Ungeheuer einflussreich waren dann nicht nur Claude Lévi-Strauss’ Forschungen über dortige Verwandtschaftssysteme, sondern auch die Theorie der „primitiven Mentalität“des 1937 verstorbenen Ethnologen und Philosophen Lucien Lévy-Bruhl: Sie stellte das abendländische Identitätsverständnis radikal infrage. Aus einer Schilderung des deutschen Ethnologen Karl von den Steinen, dass sich die Bororos schon zu Lebzeiten als Menschen und als „rote Araras“sehen würden, schloss er, dass es hier kein Entweder-Oder gebe: Lebewesen und Dinge seien durch eine mystische Kraft miteinander verbunden, deshalb sei es möglich, sich zugleich als Mensch und Tier (oder Pflanze) zu sehen. Die Deutung wirkte auf Sartres „Das Sein und das Nichts“und C. G. Jungs Theorie des kollektiven Unbewussten ebenso wie auf den Dichter T. S. Eliot: Der meinte, nur die Dichter könnten sich in der Moderne noch etwas von der „mystischen Mentalität“des „primitiven Geistes“bewahren. Einiges deutet sogar darauf hin, dass Karl von den Steinens Bericht Franz Kafkas „Bericht für eine Akademie“, in der ein Affe von seiner mühseligen Menschwerdung erzählt, mit inspiriert hat.

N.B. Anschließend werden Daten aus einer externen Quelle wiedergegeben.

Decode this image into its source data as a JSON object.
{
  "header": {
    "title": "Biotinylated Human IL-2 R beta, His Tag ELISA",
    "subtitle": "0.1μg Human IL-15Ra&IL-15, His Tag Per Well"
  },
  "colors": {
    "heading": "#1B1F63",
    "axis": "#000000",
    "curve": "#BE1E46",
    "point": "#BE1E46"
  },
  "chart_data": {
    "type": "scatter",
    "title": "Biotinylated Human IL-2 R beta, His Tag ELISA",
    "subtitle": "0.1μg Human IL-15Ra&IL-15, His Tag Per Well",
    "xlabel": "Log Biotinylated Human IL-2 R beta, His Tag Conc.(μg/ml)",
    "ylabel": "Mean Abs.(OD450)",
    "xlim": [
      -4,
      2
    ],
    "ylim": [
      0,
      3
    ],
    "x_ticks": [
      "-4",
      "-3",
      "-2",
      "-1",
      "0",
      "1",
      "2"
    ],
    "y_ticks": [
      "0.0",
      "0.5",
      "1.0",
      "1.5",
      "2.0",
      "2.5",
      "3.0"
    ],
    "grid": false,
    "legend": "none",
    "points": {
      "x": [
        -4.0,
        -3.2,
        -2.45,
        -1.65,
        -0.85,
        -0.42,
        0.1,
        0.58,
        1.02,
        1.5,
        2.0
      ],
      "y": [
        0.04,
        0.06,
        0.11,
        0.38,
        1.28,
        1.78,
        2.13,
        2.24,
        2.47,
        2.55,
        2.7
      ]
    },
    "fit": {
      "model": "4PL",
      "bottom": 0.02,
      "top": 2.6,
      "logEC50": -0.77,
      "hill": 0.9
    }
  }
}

Great Gatsby und der Potlatsch
Ganze soziologische Theorien erzeugte das Nachdenken über den Potlatsch, das verschwenderische Gabentauschfest der Kwakiutl an der Nordwestküste der USA. Hat es auch Spuren im Roman „The Great Gatsby“(1925) hinterlassen? F. Scott Fitzgerald las, während er das Buch schrieb, die Schrift eines Soziologen, der den Potlatsch als „ostentativen Konsum“deutete und mit den rauschenden Partys reicher Amerikaner verglich. Partys, wie auch Great Gatsby sie veranstaltet, verschwenderischer als jeder andere. Und zum Abschied gibt er gar jedem Besucher noch ein teures Geschenk mit.
„Neun Stämme“erzählt davon, wie die „politische“Struktur der Irokesen Marx beeinflusste und vielleicht schon die amerikanische Verfassung; von der Wirkung der Kwakiutl-, Hopi-, Aborigines- oder DogonKultur auf Künstler, Philosophen, Feministinnen oder Hippies; von Freuds Totemismus-Theorie natürlich oder auch vom Streit um Margaret Meads Theorien zur sexuellen Freiheit bei den Samoa. Das geschieht mit (hier unverzichtbarem) Mut zur Lücke, dafür Klarheit und Verständlichkeit. Der Autor macht auch immer wieder die Komplexität der kulturellen Begegnungen bewusst (die auch Bewegungen gegen „kulturelle Aneignung“problematisch machen). Der als so „indigen“geltende Mutter-Erde-Kult in Nordamerika etwa entwickelte sich offenbar erst im 19. Jahrhundert als Metapher, die sich allmählich zum religiösen Konzept ausformte – beeinflusst von europäischen Forschungen über Mutterkulte in aller Welt . . .
„Neun Stämme. Das Erbe der Indigenen und die Wurzeln der Moderne“von Karl-Heinz Kohl: 312 Seiten, 33,95 Euro (Verlag C. H. Beck).